Those with a lust for travel will no doubt have the city of Barcelona somewhere on their ‘to-do’ list. Spain’s second city (and the capital of Catalonia), plays host to some of the most spectacular icons of European architecture with a diverse landscape bustling with gothic mansions and ‘modernista’ masterpieces. Barcelona enjoyed a relative anonymity as seaside tourism took off in the 1960s while holiday makers from the UK and the rest of Europe flocked to the sandy beaches of Ibiza and Marbella for sun, sea and sangria. But ever since the city hosted the 1992 olympics it’s been awash with the clicking shutters of thousands of tourists’ cameras.
The spectacular Catedral (La Seu) is one of the most beautiful and jaw dropping masterpieces of gothic architecture in the world, but there’s a whole lot more to the city than this beloved icon. Barcelona, Spain’s rich history and culture has seen a range of cultural influences in its architecture resulting in one of Europe’s most beautiful and fascinating skylines. Let’s take a tour through some of these brilliant buildings.
La Sagrada Familia
If you only see one building in Barcelona it should be this astonishing, unfinished masterpiece. Every square foot of wall space in La Sagrada Familia is a masterfully crafted work of art. Attracting 2.8 million visitors a year it is by far the most visited monument in Spain, with its recent consecration by the Pope in 2010 causing an even greater boom in visiting tourists from all faiths. The temple’s architect Antoni Gaudi saw its completion as more than his life’s work, it was his all-consuming obsession and he regarded it as his Holy mission to see its completion. While work may continue well into the 2040s, there’s still plenty of stone sculpted wonderment to be found here.
Another of Antoni Gaudi ingenious works, this undulating oddity looks almost like a Salvador Dali painting brought to life. Completed in 1910 it was originally intended to function as an apartment building and office block, commissioned by Pere Mila. Mila has just married the wealthy widow Roser Guardiola and he knew how to spend her money in style. ‘Casa Mila’ as it was originally known is one of the first buildings in the world to have its own in-built parking space. The building now hosts visitors drawn to the eccentricity of Gaudi’s work and while the best viewing is in the spectacular roof with it’s chess piece like chimneys, the apartment itself is still a shrine to 20th century wealth and excess.

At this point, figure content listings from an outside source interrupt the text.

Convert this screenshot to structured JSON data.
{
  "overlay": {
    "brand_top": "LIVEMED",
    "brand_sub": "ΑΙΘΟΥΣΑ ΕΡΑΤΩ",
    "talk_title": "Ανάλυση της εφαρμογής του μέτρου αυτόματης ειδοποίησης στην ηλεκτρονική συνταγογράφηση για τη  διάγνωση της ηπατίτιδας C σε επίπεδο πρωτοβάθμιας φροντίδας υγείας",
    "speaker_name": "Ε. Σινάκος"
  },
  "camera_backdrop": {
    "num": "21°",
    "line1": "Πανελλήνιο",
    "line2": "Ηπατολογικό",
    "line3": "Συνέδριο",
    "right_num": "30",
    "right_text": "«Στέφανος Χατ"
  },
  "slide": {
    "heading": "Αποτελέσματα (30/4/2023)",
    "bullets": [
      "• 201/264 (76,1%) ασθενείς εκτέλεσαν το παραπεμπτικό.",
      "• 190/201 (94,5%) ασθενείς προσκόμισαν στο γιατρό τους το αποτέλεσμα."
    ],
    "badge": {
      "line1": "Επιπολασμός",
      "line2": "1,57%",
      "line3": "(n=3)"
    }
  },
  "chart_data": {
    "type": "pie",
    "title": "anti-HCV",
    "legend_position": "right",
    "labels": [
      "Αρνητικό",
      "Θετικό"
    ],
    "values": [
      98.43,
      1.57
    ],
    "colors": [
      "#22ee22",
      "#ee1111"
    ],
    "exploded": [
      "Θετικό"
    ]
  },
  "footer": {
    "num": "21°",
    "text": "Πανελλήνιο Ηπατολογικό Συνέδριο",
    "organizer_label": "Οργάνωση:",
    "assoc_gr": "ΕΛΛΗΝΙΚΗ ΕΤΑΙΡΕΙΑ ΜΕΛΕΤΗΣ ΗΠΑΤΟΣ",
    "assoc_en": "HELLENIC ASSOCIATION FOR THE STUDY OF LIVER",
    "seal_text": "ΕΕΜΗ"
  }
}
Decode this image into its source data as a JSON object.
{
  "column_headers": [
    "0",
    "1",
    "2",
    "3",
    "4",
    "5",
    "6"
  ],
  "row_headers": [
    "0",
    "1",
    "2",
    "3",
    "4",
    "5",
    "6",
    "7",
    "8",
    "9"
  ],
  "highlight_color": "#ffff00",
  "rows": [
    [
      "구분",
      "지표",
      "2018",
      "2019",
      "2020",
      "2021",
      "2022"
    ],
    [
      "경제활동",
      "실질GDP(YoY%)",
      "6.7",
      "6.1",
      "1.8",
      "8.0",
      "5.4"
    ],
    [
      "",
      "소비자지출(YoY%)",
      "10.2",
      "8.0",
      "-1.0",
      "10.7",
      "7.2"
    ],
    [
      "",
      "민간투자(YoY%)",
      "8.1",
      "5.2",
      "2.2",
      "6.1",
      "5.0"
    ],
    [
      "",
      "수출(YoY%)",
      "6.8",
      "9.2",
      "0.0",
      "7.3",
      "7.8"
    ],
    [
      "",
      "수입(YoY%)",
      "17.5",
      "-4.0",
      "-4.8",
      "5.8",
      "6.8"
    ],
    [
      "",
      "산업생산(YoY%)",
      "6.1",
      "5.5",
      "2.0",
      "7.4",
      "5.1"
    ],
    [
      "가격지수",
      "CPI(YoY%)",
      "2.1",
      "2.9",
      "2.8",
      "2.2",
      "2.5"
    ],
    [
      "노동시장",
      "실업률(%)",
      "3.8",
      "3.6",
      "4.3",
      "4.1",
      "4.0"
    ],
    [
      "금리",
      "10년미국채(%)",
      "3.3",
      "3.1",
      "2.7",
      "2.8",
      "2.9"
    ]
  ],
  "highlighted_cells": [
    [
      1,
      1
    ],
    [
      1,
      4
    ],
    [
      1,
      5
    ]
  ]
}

This ultra modern cucumber shaped building is a hot blooded Latin cousin of London’s famous ‘Gherkin’. While the English monument is a primly restrained tower of glass and steel, Torre Agbar (completed in 2005) is more like a crystal finger pointing at the sky, shimmering in vivid shades of blue and red at night.
Palau de la Música Catalana
This shrine to Catalanian music is not only Barcelona’s premier concert hall but a masterpiece of Modernista architecture. The central glass and metal structure paints the beautiful interior with light while the ornate exterior lures in thousands of tourists from around the world every year. The building is the only concert hall in this style to be listed as a UNESCO heritage site.